Moreover, while the Trump administration has officially withdrawn the American funding pledge for Mission Innovation, the U.S. Congress has rejected the administration’s proposed budget cuts for clean energy RD&D. In fact, it recently approved a 12 percent increase in RD&D spending for the U.S. Department of Energy in 2018 and is expected to increase funding in 2019 as well.
This U.S. commitment to energy RD&D should encourage other Mission Innovation member countries to follow through on their own commitments. The European Commission and several other signatories are already meeting their commitments, according to preliminary data.It’s also important that Mission Innovation members strengthen information sharing and improve reporting so that the world can track the initiative’s progress.
In addition to expanding the size of member countries’ energy RD&D programs, Mission Innovation seeks to improve their quality. It has, for instance, identified seven critical technology “innovation challenges” where public RD&D investment can have maximum impact—smart grids, off-grid access to electricity, carbon capture, sustainable biofuels, converting sunlight to fuels, clean energy materials, and low-carbon affordable heating and cooling. Member countries, including India, Canada, Mexico, China, and Italy, have hosted follow-on workshops to develop international RD&D roadmaps to address these challenges.
The United States has not yet sought to tackle all of these innovation challenges, despite having substantial domestic interests in addressing them. But it is continuing to provide leadership in carbon capture, hosting an international workshop on the topic in Houston, Texas in September 2017 near the Petra Nova facility, the world’s largest coal-fired power plant that has been retrofitted with carbon-capture technology.
Member countries should build on this momentum and expand their efforts to address the innovation challenges.To do so, they will need to build up Mission Innovation’s small secretariat and provide more support from their own energy ministries.
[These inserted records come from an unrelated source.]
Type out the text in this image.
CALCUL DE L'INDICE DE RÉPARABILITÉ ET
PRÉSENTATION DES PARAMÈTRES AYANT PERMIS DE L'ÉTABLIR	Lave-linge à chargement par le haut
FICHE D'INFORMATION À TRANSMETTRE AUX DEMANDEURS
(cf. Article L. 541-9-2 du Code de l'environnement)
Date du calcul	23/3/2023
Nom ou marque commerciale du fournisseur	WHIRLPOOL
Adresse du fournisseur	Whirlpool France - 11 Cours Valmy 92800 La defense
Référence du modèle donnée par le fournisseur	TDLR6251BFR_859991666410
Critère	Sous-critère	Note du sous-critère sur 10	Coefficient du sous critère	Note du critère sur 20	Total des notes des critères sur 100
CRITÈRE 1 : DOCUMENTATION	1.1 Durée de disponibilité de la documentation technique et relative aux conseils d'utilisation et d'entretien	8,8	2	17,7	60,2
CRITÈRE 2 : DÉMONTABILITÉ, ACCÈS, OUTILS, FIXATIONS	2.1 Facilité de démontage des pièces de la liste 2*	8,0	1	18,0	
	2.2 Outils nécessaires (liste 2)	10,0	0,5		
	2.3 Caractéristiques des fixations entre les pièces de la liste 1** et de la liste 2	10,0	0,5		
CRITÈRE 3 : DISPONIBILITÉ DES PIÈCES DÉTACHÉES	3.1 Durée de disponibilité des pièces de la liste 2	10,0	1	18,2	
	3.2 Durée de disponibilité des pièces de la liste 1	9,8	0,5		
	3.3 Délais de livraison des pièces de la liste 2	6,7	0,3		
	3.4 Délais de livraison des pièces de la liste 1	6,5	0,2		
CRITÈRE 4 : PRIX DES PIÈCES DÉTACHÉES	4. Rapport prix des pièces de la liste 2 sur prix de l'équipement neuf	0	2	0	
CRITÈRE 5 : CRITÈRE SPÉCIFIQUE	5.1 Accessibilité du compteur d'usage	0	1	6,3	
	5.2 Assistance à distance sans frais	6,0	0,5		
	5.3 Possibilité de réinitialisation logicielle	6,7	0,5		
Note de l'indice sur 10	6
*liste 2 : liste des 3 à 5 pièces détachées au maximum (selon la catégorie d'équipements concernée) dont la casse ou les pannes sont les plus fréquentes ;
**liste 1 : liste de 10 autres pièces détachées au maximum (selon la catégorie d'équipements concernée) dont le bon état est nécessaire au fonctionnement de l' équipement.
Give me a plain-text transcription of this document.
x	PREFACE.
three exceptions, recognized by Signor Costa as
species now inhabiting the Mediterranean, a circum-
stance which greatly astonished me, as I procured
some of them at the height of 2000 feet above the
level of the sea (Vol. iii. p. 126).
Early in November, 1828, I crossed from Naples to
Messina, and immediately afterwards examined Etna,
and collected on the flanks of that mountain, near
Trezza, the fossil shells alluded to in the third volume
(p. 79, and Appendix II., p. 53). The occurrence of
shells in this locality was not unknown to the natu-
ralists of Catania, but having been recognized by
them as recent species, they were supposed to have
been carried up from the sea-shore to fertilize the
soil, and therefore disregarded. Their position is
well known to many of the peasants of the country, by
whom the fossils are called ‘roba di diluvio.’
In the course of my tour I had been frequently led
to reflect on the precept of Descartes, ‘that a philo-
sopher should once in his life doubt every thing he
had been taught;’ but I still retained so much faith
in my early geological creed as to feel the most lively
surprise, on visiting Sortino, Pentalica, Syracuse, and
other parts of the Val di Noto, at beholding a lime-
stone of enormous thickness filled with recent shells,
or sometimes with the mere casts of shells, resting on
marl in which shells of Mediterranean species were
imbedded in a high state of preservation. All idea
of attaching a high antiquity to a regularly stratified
The Trump administration’s opposition to the Paris agreement motivated thousands of U.S. companies, investors, institutions of higher education, and faith organizations to join the “We Are Still In” coalition. So while the administration has weakened public-private energy innovation partnerships at the federal level, they are thriving at the state and local levels, where authority for many areas of clean-energy policy, including electricity and transportation, happens to be vested in the United States.
Mission Innovation, for its part, also continues to move forward. It signed a cooperative agreement with the World Economic Forum (WEF) to “drive private sector involvement, public-private partnerships, and knowledge sharing around public-private research and technology development.” And BEV announced five technology focus areas to guide its investments.
But much more remains to be done. The WEF agreement focuses on only three of the seven innovation challenges. BEV is in the early stages of implementing its strategy investment strategy.
Mission Innovation should continue to seek out new private sector partners and opportunities for collaboration across all seven innovation challenges. Its member countries should ensure that their RD&D investments lead toward private-sector investment opportunities as they mature.
This week’s Third Mission Innovation Ministerial provides a great opportunity to reinvigorate global energy RD&D cooperation and accelerate clean energy innovation. Despite the Trump administration, the United States’ message from the sidelines is: We’re still in!